Regular star polyhedra first appear in Renaissance art. A small stellated dodecahedron is depicted in a marble tarsia on the floor of St. Mark's Basilica, Venice, Italy, dating from ca. 1430 and sometimes attributed to Paulo Ucello. Wenzel Jamnitzer published his book of woodcuts Perspectiva Corporum Regularium in 1568. He depicts the great dodecahedron and the great stellated dodecahedron - this second is slightly distorted, probably through errors in method rather than ignorance of the form. However there is no evidence that these artists understood the regularity of such figures.
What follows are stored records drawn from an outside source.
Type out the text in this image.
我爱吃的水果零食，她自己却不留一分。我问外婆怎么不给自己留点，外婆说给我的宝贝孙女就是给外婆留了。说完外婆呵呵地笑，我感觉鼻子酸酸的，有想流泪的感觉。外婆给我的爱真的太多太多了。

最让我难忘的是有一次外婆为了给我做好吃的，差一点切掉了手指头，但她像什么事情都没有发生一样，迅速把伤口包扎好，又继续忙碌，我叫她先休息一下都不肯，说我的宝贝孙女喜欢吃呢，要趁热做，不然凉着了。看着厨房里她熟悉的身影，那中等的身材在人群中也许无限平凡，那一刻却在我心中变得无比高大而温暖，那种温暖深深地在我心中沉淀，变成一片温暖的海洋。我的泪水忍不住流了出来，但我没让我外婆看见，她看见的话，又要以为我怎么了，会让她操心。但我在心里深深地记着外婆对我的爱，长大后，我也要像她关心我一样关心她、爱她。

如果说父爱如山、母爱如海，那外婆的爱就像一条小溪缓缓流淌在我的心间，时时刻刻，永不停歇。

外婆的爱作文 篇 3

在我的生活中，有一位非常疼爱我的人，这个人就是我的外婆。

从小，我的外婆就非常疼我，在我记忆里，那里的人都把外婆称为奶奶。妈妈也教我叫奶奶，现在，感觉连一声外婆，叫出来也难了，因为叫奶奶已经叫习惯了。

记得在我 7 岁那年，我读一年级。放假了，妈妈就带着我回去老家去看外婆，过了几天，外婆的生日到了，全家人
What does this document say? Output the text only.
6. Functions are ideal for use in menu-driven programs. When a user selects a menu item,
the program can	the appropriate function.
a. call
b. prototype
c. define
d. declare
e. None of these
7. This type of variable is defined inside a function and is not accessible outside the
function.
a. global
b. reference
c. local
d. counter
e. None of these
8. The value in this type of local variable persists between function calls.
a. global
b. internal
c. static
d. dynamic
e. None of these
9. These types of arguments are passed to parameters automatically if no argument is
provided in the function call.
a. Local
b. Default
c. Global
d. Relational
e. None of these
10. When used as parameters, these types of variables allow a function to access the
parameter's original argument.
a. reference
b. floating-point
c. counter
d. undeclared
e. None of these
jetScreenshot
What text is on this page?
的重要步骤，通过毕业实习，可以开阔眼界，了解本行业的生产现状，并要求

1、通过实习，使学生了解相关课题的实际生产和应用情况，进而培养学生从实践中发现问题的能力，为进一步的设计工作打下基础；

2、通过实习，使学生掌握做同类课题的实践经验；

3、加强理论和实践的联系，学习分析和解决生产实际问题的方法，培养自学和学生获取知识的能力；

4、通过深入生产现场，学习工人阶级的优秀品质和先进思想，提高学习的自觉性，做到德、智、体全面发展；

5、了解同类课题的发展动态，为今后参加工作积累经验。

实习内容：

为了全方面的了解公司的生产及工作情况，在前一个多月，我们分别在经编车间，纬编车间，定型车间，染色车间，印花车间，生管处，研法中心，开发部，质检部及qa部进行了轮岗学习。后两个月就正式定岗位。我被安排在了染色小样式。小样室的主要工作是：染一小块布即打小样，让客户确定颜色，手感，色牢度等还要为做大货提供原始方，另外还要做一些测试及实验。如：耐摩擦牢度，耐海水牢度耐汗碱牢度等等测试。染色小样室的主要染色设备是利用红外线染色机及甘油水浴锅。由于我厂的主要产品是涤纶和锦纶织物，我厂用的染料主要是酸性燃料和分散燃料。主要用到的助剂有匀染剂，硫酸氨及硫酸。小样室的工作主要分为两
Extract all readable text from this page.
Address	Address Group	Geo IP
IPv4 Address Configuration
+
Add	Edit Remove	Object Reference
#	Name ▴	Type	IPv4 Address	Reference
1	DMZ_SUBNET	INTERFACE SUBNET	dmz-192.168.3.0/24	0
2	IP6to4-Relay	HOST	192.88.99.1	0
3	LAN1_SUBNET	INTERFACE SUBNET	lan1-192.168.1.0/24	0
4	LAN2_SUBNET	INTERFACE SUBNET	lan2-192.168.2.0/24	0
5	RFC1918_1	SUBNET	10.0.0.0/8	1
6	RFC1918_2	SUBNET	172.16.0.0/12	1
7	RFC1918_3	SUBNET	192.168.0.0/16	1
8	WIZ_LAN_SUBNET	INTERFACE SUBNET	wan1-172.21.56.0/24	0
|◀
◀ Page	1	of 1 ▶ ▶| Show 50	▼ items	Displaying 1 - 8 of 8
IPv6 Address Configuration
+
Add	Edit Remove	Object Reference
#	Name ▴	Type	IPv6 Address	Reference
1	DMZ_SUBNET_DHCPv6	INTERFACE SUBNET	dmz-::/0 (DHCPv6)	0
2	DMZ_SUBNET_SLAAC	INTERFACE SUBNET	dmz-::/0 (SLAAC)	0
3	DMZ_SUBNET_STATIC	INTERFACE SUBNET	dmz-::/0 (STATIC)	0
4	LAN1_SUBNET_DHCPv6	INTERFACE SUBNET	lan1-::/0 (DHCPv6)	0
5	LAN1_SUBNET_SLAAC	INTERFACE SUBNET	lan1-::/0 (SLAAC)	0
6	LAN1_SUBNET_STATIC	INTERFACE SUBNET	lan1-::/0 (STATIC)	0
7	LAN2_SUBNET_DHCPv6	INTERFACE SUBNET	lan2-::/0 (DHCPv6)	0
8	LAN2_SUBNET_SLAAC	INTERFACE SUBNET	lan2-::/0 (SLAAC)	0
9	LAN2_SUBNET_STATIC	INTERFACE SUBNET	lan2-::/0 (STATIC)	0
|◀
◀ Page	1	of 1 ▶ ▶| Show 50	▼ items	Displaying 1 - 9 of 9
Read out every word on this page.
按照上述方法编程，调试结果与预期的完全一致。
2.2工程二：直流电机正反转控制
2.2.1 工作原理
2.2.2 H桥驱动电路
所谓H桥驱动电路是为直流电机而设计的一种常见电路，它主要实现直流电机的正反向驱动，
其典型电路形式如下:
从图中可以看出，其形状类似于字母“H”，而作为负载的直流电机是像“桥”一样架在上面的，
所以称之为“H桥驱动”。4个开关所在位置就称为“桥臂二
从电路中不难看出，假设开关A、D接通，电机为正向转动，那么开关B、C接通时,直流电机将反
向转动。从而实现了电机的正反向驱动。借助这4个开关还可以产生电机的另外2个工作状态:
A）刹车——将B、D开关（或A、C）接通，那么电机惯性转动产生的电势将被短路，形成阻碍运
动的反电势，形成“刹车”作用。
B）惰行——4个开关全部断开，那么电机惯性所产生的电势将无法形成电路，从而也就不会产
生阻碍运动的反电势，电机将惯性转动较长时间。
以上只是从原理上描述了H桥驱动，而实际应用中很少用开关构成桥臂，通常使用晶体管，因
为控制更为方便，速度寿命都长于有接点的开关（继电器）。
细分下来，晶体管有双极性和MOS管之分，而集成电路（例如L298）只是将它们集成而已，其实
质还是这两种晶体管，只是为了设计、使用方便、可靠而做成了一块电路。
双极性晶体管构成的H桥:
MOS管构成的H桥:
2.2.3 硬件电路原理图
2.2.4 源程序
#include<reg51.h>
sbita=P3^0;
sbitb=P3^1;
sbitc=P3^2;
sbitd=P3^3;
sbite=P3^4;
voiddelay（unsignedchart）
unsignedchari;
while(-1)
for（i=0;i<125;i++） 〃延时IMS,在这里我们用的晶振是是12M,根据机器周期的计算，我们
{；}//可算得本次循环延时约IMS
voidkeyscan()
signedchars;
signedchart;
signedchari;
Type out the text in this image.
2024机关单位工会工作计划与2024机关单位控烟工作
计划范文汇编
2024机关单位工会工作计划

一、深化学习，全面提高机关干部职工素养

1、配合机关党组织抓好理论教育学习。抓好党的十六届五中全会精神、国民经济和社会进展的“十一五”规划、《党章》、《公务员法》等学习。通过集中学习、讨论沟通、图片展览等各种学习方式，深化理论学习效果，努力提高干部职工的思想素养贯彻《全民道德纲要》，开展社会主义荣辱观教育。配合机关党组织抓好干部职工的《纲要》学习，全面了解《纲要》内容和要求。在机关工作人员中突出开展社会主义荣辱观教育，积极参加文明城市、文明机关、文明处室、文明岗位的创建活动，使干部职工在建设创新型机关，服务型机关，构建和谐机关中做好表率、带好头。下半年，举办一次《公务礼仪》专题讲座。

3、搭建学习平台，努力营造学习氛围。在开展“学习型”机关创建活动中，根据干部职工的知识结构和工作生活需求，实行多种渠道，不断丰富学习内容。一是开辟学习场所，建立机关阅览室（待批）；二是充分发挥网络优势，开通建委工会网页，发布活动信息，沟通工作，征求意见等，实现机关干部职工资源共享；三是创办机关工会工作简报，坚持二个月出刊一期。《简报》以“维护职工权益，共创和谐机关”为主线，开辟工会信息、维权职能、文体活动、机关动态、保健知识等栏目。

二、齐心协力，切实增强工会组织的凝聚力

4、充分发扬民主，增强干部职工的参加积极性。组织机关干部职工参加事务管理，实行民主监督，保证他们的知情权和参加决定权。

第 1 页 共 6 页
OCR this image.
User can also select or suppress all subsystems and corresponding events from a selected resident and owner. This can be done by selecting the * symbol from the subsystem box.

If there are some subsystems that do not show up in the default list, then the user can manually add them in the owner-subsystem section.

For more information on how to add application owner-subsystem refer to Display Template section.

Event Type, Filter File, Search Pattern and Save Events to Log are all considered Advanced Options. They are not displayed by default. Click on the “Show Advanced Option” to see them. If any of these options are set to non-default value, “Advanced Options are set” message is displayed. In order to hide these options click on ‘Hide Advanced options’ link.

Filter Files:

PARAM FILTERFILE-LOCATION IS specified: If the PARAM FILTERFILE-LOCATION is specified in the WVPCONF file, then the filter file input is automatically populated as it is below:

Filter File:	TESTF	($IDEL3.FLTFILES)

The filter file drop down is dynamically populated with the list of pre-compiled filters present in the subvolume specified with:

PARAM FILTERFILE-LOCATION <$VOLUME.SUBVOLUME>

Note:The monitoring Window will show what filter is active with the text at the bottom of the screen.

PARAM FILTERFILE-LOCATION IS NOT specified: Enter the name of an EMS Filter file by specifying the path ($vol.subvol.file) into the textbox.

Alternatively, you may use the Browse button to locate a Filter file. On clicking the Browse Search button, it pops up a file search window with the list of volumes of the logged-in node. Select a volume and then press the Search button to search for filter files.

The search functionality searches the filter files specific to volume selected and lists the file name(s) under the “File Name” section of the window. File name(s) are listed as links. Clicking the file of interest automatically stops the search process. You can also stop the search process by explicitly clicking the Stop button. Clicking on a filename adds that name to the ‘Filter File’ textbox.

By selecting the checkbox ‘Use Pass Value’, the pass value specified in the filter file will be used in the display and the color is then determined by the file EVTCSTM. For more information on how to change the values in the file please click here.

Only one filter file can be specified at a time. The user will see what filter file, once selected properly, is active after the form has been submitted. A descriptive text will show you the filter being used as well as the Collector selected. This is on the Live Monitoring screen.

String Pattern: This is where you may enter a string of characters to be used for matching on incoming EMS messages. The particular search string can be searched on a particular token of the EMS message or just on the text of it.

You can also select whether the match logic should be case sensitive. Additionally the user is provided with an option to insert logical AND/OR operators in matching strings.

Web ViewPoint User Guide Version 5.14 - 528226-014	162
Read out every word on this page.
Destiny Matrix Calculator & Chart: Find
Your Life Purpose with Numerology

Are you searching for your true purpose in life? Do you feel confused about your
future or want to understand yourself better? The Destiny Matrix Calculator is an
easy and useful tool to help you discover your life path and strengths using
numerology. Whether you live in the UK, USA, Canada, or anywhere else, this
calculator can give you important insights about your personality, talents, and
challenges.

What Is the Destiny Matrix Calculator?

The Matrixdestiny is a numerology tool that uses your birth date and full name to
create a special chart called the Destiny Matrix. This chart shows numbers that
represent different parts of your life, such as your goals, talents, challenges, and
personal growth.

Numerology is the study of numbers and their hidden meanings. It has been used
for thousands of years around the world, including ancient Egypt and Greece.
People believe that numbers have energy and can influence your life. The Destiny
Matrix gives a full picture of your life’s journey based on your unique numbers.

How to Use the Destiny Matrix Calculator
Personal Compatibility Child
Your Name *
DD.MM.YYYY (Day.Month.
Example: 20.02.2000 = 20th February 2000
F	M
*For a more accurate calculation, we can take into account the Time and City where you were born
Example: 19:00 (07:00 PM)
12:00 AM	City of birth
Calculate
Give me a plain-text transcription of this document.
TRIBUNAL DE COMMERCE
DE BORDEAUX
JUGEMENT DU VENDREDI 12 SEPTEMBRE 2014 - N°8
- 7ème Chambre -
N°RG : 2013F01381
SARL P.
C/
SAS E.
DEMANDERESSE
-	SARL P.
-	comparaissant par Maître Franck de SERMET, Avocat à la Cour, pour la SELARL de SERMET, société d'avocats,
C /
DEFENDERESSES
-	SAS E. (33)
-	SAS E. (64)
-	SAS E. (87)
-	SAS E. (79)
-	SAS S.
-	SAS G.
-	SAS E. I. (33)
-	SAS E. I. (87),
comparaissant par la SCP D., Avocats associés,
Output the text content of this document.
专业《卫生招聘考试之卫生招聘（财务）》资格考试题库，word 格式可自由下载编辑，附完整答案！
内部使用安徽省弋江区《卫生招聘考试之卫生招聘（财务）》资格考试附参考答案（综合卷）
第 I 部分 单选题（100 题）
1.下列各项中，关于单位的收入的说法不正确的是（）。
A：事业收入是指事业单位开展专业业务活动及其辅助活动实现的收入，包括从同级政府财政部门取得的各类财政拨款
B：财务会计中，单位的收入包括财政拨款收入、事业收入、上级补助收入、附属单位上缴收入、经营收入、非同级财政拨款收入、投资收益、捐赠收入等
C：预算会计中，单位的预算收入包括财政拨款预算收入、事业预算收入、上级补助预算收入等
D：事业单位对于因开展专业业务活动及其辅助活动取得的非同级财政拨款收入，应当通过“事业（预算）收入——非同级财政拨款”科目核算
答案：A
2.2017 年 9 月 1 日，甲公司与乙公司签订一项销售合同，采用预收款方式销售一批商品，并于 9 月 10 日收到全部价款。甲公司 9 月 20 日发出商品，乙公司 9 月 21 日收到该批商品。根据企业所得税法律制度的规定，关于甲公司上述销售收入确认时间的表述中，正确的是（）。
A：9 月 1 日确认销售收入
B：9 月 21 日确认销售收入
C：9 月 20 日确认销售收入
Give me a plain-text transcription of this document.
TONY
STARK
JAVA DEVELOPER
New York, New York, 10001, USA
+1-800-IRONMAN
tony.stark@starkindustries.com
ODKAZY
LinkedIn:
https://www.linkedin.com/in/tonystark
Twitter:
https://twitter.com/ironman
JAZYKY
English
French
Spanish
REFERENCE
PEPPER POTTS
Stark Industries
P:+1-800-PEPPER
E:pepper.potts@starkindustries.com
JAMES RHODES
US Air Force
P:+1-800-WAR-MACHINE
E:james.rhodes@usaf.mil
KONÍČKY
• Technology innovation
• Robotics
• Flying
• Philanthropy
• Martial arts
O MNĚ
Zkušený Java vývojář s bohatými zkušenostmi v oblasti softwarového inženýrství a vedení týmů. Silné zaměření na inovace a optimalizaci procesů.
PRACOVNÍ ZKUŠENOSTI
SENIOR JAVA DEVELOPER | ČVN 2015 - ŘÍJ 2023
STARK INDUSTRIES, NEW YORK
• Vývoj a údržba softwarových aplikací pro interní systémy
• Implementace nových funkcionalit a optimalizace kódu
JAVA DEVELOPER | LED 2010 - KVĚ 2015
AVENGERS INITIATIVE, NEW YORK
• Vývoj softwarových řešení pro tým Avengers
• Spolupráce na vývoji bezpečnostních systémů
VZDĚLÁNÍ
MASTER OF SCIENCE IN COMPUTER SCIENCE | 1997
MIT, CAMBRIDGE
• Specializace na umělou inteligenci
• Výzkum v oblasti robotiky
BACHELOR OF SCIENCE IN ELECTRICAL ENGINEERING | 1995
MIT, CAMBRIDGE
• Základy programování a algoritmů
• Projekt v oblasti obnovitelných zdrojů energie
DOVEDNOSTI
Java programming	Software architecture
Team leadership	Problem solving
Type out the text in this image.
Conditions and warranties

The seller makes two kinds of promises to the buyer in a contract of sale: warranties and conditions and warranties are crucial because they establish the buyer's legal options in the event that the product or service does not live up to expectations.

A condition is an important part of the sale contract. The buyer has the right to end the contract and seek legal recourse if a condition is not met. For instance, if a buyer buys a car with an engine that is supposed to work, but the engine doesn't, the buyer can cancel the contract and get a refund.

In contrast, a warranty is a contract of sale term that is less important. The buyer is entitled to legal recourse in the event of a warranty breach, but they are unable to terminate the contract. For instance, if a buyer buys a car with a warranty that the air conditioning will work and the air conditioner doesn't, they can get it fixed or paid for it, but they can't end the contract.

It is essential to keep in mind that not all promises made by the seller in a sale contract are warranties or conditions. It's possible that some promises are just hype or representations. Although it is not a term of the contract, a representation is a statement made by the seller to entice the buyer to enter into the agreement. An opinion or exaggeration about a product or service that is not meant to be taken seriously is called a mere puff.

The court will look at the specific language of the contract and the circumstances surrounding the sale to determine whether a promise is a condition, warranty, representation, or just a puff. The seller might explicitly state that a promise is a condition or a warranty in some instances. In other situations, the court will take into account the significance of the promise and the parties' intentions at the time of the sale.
In the 20th Century, Artist M. C. Escher's interest in geometric forms often led to works based on or including regular solids; Gravitation is based on a small stellated dodecahedron.
A dissection of the great dodecahedron was used for the 1980s puzzle Alexander's Star. It is a great dodecahedron with 30 moving pieces in the style of a magic polyhedron, (the most famous of which is the Rubik's Cube) which rotate in star-shaped groups of five around the outermost vertices. The challenge of the puzzle is to get it to a state in which each star is surrounded by five faces of the same color, and opposite stars are surrounded by the same color; this is equivalent to solving just the edges of a six-color Megaminx.
There are 29!×2^13 positions, or 7.2×1034
Norwegian artist Vebjorn Sands sculpture "The Kepler Star" is displayed at Oslo Airport, Gardermoen. The star spans 14 meters, and consists of an icosahedron and a dodecahedron inside a great stellated dodecahedron.